Réponse de Virginia Woolf dans l’introduction de The Common Reader :
« Le commun des lecteurs, comme le laisse entendre le Dr Johnson*, se distingue des critiques et des érudits. Il rassemble des gens moins cultivés, que la nature n’a pas dotés aussi généreusement. Ceux-ci lisent pour leur propre plaisir plutôt que pour transmettre des connaissances ou corriger l’opinion des autres. Et surtout, un certain instinct les pousse à créer pour eux-mêmes, à partir des éléments épars qu’ils peuvent grappiller çà et là, une sorte de tout – le portrait d’un homme, l’esquisse d’une époque, une théorie de l’art d’écrire. Ils ne cessent jamais, en lisant, de se bricoler quelque structure bancale et incertaine qui leur donnera la satisfaction temporaire de ressembler suffisamment à l’objet réel pour recevoir l’affection, le rire ou le désaccord. Irréfléchis, dépourvus de précision et superficiels, s’emparant d’un poème comme ils le feraient d’un vieux meuble, sans se soucier de sa provenance ou de sa nature, du moment qu’il leur sert à quelque chose et parachève leur structure, ils présentent en tant que critiques des insuffisances trop évidentes pour qu’il soit besoin de les signaler. »
Virginia Woolf, Le Commun des lecteurs, L’Arche éditeur, 2004.
* « Je me félicite d’avoir l’approbation du commun des lecteurs ; car c’est le bon sens de lecteurs purs de tout préjugé littéraire, après les raffinements interminables de la subtilité et le dogmatisme de l’érudition, qui doit finalement décider de tout droit aux honneurs poétiques. » Dr Samuel Johnson, On The Works Of Mr. Gray.

ÉCRIRE UN LIVRE 
Les conditions de possibilité de la réussite littéraire :
« Dans ce noble projet, la difficulté consiste à lire le monde contemporain de telle sorte que votre lecteur comprenne que : sous le gauchiste new-look, il y a le curé du XIXe qui refourgue la morale bourgeoise ; sous l’écolo souriant, il y a la maîtresse d’école dominatrice et frustrée ; sous les prêches émancipateurs, le désir jaloux de contrôler les pensées ; sous les discours sur la liberté, un appel aussi pressant que menaçant à rejoindre le troupeau ; sous la sympathie de façade, l’intimidation ; sous le bouddhisme Twitter, la brutalité des appétits.
Bref, ce n’est qu’après avoir analysé dans les détails le maoïsme rampant dans la compétition pour la domination sociale que vous pouvez écrire. Mais il y a plus. Sous la bataille pour la domination, à un niveau infrapolémique, il y a les paramètres de la condition spirituelle et psychologique humaine. Sur ce plan-là, il faut être expert en contradictions, aveuglements inconsciemment volontaires, dénis, bouffées paranoïaques alternant avec des poussées d’irénisme béat, fabrication d’imaginaire immunisant, fantasmes gothiques divers, ratés relationnels, bref, tout ce qui transforme la panique individuelle devant le mur de la mort en catastrophe sociale.
Un bon livre naît donc de trois séries d’observations : l’une sur l’organisation actuelle et accidentelle de la société (des ouistitis dominants veulent qu’on les serve – qui, comment ?), la deuxième sur la pauvreté de nos psychés (reptiliennes et paniquées), et la troisième sur le délire incessant de nos interactions (immanquablement ratées tout en étant fatalement nécessaires). »
Marin de Viry, “Yasmina Reza, unique et rock”, la Revue des Deux Mondes – octobre 2024.

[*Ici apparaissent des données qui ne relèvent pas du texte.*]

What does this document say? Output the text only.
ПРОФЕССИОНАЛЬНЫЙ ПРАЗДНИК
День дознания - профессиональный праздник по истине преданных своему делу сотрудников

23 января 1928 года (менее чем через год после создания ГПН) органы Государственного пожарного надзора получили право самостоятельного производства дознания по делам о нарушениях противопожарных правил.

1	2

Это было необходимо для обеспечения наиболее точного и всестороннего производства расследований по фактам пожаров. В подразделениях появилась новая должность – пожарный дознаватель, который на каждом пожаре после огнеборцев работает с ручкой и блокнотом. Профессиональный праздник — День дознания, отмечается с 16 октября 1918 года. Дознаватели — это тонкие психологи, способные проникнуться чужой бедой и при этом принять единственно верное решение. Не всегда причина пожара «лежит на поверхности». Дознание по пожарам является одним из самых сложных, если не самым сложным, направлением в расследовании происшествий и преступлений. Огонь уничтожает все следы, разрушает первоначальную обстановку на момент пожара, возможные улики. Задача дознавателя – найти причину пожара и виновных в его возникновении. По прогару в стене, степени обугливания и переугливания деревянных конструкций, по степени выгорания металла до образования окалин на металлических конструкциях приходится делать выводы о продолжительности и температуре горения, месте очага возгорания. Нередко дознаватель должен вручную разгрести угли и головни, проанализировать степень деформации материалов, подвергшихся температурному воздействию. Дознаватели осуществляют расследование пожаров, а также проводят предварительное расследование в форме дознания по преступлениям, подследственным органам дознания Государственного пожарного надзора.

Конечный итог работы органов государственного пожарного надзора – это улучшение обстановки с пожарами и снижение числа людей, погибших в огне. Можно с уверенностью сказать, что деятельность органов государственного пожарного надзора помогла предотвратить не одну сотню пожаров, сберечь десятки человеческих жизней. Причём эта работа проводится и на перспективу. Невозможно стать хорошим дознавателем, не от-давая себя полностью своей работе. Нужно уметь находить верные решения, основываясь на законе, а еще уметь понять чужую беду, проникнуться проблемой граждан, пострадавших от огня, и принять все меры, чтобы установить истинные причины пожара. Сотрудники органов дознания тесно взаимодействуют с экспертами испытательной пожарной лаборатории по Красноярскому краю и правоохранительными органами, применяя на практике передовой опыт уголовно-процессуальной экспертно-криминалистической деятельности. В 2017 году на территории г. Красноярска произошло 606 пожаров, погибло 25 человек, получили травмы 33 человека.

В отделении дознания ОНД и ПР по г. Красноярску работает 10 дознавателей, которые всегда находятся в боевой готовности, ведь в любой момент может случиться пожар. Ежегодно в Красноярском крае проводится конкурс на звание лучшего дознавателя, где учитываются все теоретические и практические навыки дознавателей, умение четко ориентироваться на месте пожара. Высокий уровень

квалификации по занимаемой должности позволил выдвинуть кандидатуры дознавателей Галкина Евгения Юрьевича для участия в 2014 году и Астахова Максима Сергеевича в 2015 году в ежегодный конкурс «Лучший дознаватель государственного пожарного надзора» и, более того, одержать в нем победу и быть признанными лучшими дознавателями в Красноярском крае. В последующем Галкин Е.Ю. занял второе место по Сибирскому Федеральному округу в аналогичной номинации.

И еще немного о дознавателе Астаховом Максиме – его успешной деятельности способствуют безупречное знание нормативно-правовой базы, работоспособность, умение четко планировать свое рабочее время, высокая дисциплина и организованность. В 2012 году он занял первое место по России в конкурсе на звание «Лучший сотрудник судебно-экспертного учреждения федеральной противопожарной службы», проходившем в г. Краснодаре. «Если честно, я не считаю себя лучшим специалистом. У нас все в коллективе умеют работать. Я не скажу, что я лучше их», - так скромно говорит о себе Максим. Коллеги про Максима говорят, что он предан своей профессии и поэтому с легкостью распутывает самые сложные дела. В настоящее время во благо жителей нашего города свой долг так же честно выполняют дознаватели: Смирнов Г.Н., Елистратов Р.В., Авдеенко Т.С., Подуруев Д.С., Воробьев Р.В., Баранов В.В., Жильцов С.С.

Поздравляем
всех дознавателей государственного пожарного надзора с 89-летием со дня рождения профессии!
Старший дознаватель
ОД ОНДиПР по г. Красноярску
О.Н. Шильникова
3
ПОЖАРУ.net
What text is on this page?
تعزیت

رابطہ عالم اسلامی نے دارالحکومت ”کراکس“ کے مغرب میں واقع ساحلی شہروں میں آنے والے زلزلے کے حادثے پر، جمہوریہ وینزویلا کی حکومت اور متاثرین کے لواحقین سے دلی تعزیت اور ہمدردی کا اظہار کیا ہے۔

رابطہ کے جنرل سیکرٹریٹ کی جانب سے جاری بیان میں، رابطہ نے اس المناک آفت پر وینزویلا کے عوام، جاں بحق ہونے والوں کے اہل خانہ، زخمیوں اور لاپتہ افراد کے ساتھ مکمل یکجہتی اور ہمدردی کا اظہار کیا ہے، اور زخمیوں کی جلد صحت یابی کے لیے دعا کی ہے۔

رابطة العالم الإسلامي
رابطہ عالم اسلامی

La recette est convaincante, cela a l’air facile… La réalité l’est moins : le franchissement de l’Himalaya avec des tongs et sans les moufles… 
Deux approches possibles : l’une proposée par l’éditeur de Flaubert, Maxime Du Camp, qui analyse le style de l’écrivain – l’autre proposée par Michel Tournier, inspirée par la technique photographique.

COMMENT ÉCRIRE ?
1/ Les myopes et les presbytes 
« Le procédé littéraire de Flaubert déroutait tout le monde et même plus d’un lettré. Ce procédé est cependant bien simple : c’est par l’accumulation, par la superposition et la précision des détails qu’il est arrivé à la puissance. Ce procédé est physiologique ; c’est le procédé des myopes qui voient les choses les unes après les autres, très nettement, et qui les décrivent successivement. Toute la littérature d’imagination peut se diviser en deux écoles distinctes, l’école des myopes et l’école des presbytes. Les myopes voient par le menu, étudient chaque contour, donnent de l’importance à chaque chose parce que chaque chose leur apparaît isolément ; autour d’eux il y a une sorte de nuage, sur lequel se détache dans une proportion qui semble excessive l’objet qu’ils aperçoivent ; on dirait qu’ils ont un microscope dans l’œil où tout se grossit ; la description de Venise, vue du haut du campanile de Saint-Marc, la description du château de la Misère dans le Capitaine Fracasse, toutes deux faites par Théophile Gautier, sont le produit admirable de la vision myope. Les presbytes, au contraire, voient l’ensemble, dans lequel les détails disparaissent, pour former une sorte d’harmonie générale. Le détail perd toute importance pour eux, à moins qu’ils n’aient un intérêt d’art à le mettre en relief ; s’ils ont un portrait de femme à tracer, ils parleront de la démarche plutôt que de la forme du nez ou de la couleur des yeux ; d’une ville contemplée d’un sommet, ils distinguent tout de suite le caractère particulier ; ils n’ont pas besoin de décrire longuement leurs personnages pour les faire voir : un mot suffit. Le type de la composition presbyte est Colomba de Mérimée.
J’ajouterai que les myopes s’attachent à dépeindre les sensations, tandis que les presbytes cherchent surtout l’analyse des sentiments. Si un homme de lettres presbyte devenait myope tout à coup, sa manière de sentir et, par conséquent, d’écrire, se modifierait instantanément.
Ce que je nomme l’école des presbytes, Théophile Gautier l’appelait l’école des décharnés. Il disait à Mérimée : “Vos personnages n’ont pas de muscles”, et Mérimée lui répondait : “Les vôtres n’ont que des draperies.”
Le roman de Madame Bovary a une force exceptionnelle ; la réalité en est telle, qu’on l’a appelée du réalisme.
C’était nouveau alors, du moins sous cette forme, avec cette valeur d’expression et cette intensité de langage.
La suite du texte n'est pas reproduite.